ASUS is pushing the RTX 5090 into a form factor that many high-end graphics cards rarely attempt. The ProArt GeForce RTX 5090 arrives in a 2.5-slot design, yet it still carries 32 GB of VRAM and up to 3352 TOPS of AI compute performance.
That combination makes the card stand out for a very specific audience. It targets professional creators, AI developers, and small-form-factor PC builders who want flagship-class power without giving up too much space inside the chassis.
A flagship card built for tighter builds
The ProArt GeForce RTX 5090 is presented as the world’s first RTX 5090 graphics card with a thickness of just 2.5 expansion slots. That matters because cards in this class are usually associated with much bulkier cooling systems and larger layouts.
ASUS is clearly aiming at users who need room for other components or want to keep a compact system layout.
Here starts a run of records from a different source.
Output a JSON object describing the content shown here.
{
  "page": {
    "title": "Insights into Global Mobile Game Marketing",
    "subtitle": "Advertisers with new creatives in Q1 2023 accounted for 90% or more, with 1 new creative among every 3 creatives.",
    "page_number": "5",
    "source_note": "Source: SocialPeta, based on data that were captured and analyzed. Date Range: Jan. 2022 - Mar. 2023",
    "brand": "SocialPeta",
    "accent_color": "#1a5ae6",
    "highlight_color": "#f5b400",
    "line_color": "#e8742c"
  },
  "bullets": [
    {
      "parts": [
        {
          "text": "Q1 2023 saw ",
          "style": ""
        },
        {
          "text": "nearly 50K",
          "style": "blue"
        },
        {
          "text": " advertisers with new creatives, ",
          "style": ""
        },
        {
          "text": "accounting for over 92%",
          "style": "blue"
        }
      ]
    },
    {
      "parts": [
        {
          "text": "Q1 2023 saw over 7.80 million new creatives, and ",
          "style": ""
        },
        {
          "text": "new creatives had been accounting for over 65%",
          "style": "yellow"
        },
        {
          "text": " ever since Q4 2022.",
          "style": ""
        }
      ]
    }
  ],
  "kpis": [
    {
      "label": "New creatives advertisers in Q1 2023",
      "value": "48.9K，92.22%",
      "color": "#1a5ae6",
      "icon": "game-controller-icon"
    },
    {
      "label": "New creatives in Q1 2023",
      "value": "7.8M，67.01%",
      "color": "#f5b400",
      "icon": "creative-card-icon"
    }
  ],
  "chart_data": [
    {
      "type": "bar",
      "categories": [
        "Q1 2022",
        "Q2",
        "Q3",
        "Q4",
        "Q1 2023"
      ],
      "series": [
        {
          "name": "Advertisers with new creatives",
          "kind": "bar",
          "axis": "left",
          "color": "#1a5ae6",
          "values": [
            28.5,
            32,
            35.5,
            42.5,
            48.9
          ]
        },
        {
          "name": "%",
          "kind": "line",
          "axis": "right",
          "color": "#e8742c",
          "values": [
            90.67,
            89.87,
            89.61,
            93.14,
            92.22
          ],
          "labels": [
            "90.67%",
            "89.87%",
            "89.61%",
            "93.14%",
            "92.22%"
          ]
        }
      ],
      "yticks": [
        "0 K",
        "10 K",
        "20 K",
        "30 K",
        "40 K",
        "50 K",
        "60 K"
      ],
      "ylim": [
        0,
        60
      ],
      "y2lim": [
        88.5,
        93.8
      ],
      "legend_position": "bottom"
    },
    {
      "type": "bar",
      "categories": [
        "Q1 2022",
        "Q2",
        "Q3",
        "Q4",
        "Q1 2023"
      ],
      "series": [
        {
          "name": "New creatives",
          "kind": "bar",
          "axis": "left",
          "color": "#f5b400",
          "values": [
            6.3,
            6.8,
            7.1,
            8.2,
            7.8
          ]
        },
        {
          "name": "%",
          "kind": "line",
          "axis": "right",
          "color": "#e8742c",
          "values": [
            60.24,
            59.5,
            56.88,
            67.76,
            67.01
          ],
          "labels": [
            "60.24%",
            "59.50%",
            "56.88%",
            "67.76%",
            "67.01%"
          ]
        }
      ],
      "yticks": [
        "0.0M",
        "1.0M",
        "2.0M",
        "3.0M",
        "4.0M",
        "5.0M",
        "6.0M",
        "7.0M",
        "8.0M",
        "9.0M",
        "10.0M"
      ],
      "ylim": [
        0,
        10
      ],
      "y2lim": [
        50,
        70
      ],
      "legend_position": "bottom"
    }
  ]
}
The slimmer profile opens the door to workstation builds that would normally struggle to fit a flagship GPU of this level.
32 GB of memory remains the headline feature
The compact body does not come at the expense of memory capacity. ASUS equips the card with 32 GB of GDDR7 VRAM, which the company describes as the largest VRAM capacity currently available on a consumer graphics card.
That amount of memory is positioned for high-resolution assets, demanding 3D workloads, and complex visual pipelines. It also gives the card room to handle workloads that can quickly overwhelm smaller memory configurations.
AI and graphics features stay fully in focus
Beyond memory, ASUS highlights up to 3352 TOPS AI performance on the ProArt GeForce RTX 5090. That level of compute is aimed at large language model training and other acceleration-heavy workloads that benefit from strong AI throughput.
For visual tasks, the card supports NVIDIA DLSS 4.5 at 4K resolution. It also includes Multi Frame Generation, Ray Reconstruction, Super Resolution, and Reflex 2 with Frame Warp.
Cooling is designed to match the smaller frame
Keeping a flagship GPU cool in a thinner body requires aggressive thermal engineering. ASUS uses liquid metal thermal compound directly on the GPU die, paired with an advanced vapor chamber and a ventilated backplate with dual flow-through zones.
The card also uses three 115 mm Axial-tech fans. ASUS says the double-flow-through design improves cooling efficiency by around 11% compared with older models, while the physical design is said to be 27% smaller than a single-flow-through layout.
Practical touches for modern workstations
ASUS adds a USB Type-C port on the rear panel, which makes the card more flexible for portable displays or multi-monitor setups. That detail fits the broader workstation focus, where convenience and connectivity matter as much as raw power.
The design also leans into aesthetics. ASUS gave the card rounded front edges and dark brown accents so it can match wood-themed and minimalist cases, including the ASUS ProArt PA401 Wood Edition and PA602 Wood Edition.
Software control rounds out the package
For users who want more control, ASUS includes GPU Tweak III. The software lets users monitor temperatures, switch performance profiles, and manage overclocking more easily.
It also offers an OSD Wizard for customizing on-screen information. Power limit and fan curve adjustments are available as well, helping users balance performance and noise when the card is under heavy load.
With its 32 GB VRAM, strong AI capability, and 2.5-slot frame, the ProArt GeForce RTX 5090 is built to serve users who want extreme performance in a more space-conscious design. It is a rare attempt to make a flagship GPU fit modern workstation builds without abandoning the power expected from the RTX 5090 class.